Dans deux transformations successives, j'ai conduit la même migration : passer d'un modèle mixte, abonnement plus usage, à un modèle 100% abonnement tout inclus. Dans les deux cas, la logique de départ était identique : une base récurrente, et une partie variable indexée sur la consommation réelle ou le volume de services utilisés. La transformation consistait à absorber cette partie variable dans le fixe.
Pourquoi le modèle mixte finit par peser
Du côté de la société, le modèle mixte a une apparence d'équité. Le client paie ce qu'il consomme. Le prix semble juste. Mais pour le DG et pour l'actionnaire, il a un défaut structurel : la partie variable est imprévisible. Elle fluctue avec l'activité du client, les arbitrages budgétaires de fin d'année, les saisonnalités. Elle sort de l'ARR. Et un euro de revenu variable ne se valorise pas comme un euro d'ARR récurrent.
L'enjeu de la migration est donc double : augmenter la qualité du revenu pour l'actionnaire, et augmenter la prédictibilité du coût pour le client.
Le premier frein : la peur de trop payer
L'objection client est constante. Elle s'exprime toujours de la même façon : "Avant, je pouvais piloter mes coûts. Aujourd'hui, c'est tout inclus. Mais si je ne consomme pas suffisamment, je vais trop payer."
C'est un argument de contrôle, pas un argument de coût. Le client ne dit pas que le nouveau contrat est plus cher. Il dit qu'il perd la capacité de s'ajuster à la baisse.

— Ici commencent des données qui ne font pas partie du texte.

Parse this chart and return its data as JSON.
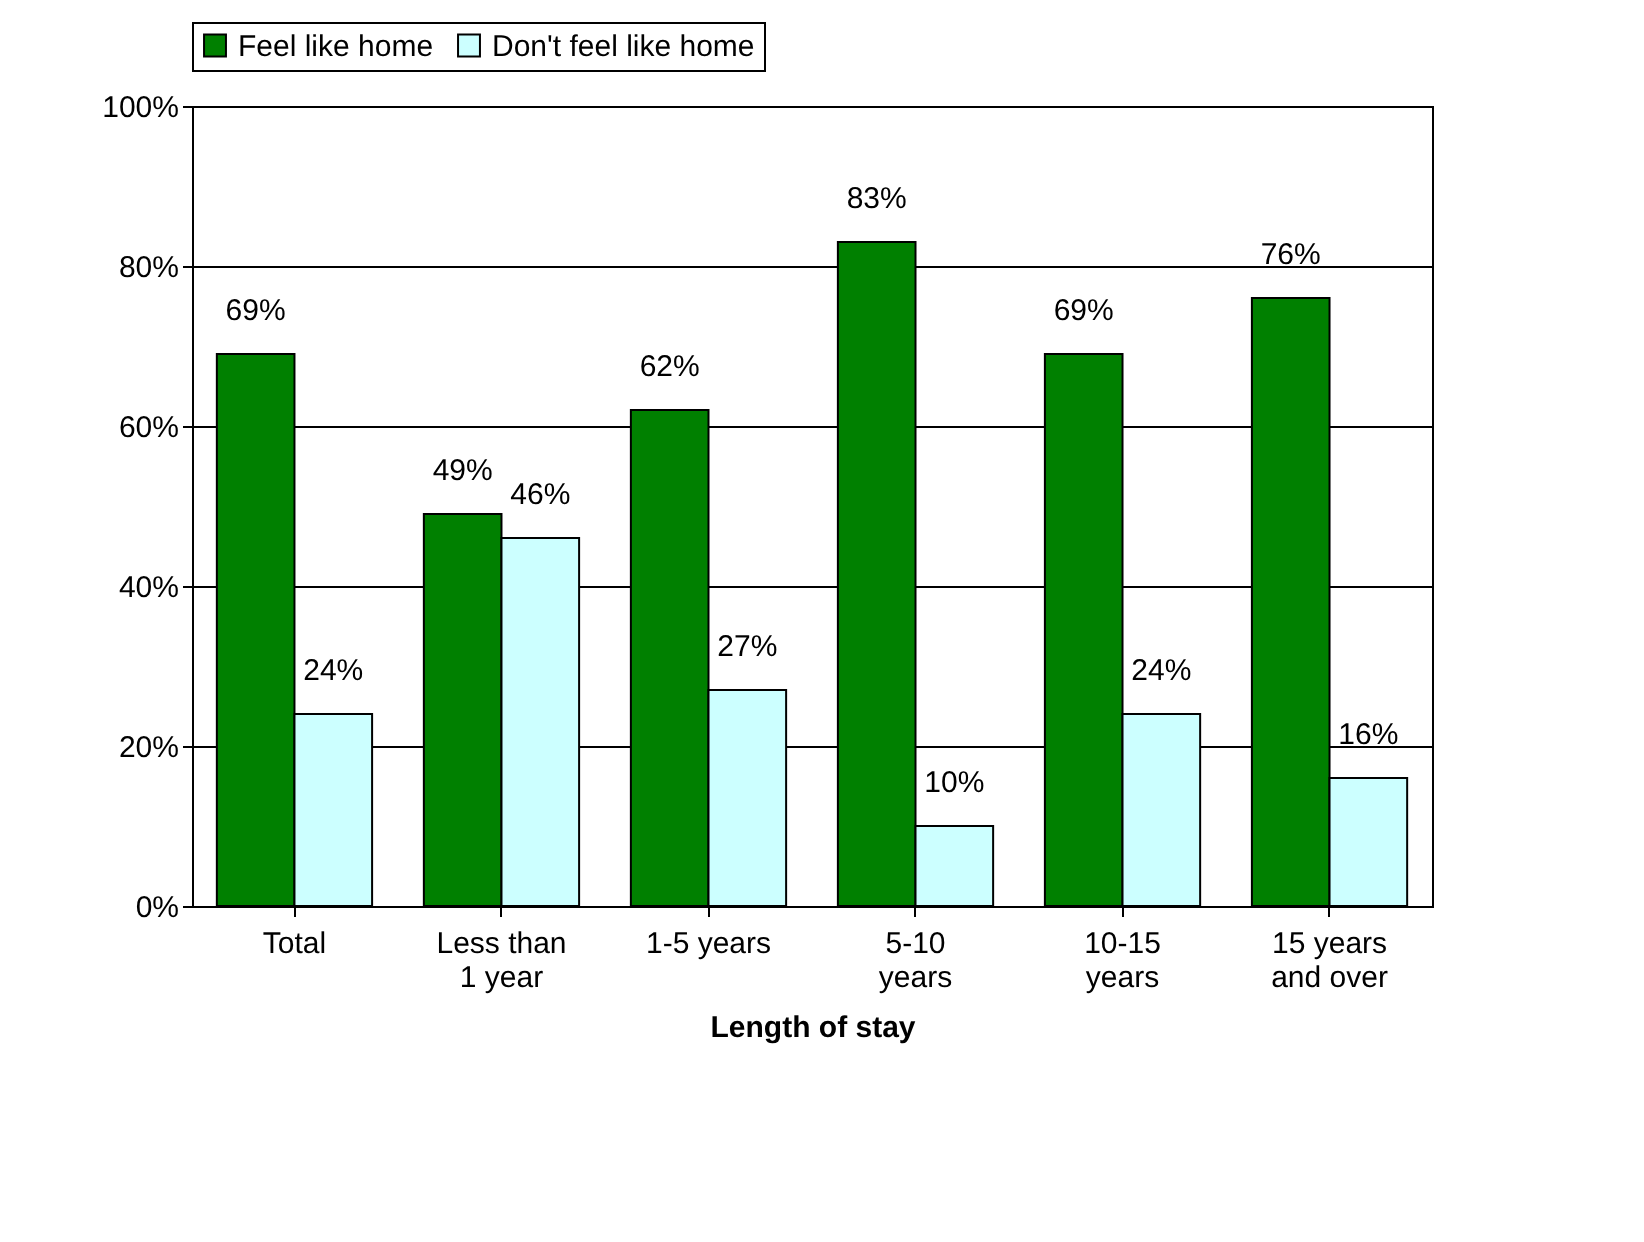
{
  "chart_data": {
    "type": "bar",
    "xlabel": "Length of stay",
    "categories": [
      "Total",
      "Less than 1 year",
      "1-5 years",
      "5-10 years",
      "10-15 years",
      "15 years and over"
    ],
    "series": [
      {
        "name": "Feel like home",
        "color": "#008000",
        "values": [
          69,
          49,
          62,
          83,
          69,
          76
        ],
        "value_labels": [
          "69%",
          "49%",
          "62%",
          "83%",
          "69%",
          "76%"
        ]
      },
      {
        "name": "Don't feel like home",
        "color": "#ccffff",
        "values": [
          24,
          46,
          27,
          10,
          24,
          16
        ],
        "value_labels": [
          "24%",
          "46%",
          "27%",
          "10%",
          "24%",
          "16%"
        ]
      }
    ],
    "ylim": [
      0,
      100
    ],
    "yticks": [
      {
        "value": 0,
        "label": "0%"
      },
      {
        "value": 20,
        "label": "20%"
      },
      {
        "value": 40,
        "label": "40%"
      },
      {
        "value": 60,
        "label": "60%"
      },
      {
        "value": 80,
        "label": "80%"
      },
      {
        "value": 100,
        "label": "100%"
      }
    ],
    "grid": "y",
    "legend": "top"
  }
}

La réponse ne se construit pas avec un discours. Elle se construit avec les données. Dans les deux cas que j'ai pilotés, la première étape a été d'analyser l'historique de consommation client par client. Résultat systématique : la majorité des clients consommaient à un niveau égal ou supérieur au plancher fixé dans le nouveau contrat. Le tout-inclus ne leur coûtait pas plus cher. Dans certains cas, il leur coûtait moins.
Mettre ces données devant le client retourne l'objection. La conversation change de nature : ce n'est plus "voici notre nouveau modèle", c'est "voici votre consommation réelle sur 24 mois, et voici comment le nouveau contrat se positionne par rapport à elle." Un argument factuel, présenté client par client, est autrement plus efficace qu'un argumentaire générique sur les mérites du récurrent.
Le deuxième frein : la peur du prix qui monte
Une fois le client convaincu sur sa consommation actuelle, une deuxième question émerge, plus difficile à esquiver : "D'accord pour cette année. Mais une fois que je suis sur du 100% abonnement, qu'est-ce qui m'empêche de voir les prix augmenter chaque année ?"
C'est une question légitime. Et la réponse ne se gagne pas sur le contrat, elle se gagne sur la relation.
Ce type de migration repose sur un contrat de confiance. Concrètement : un point annuel sur la valeur que le service a effectivement créée pour le client, pas un relevé de compteur ligne par ligne. Gain de temps, réduction de risque, capacité d'action qu'il n'avait pas avant. Dès qu'on déplace le débat de la consommation vers la création de valeur, la conversation change de registre.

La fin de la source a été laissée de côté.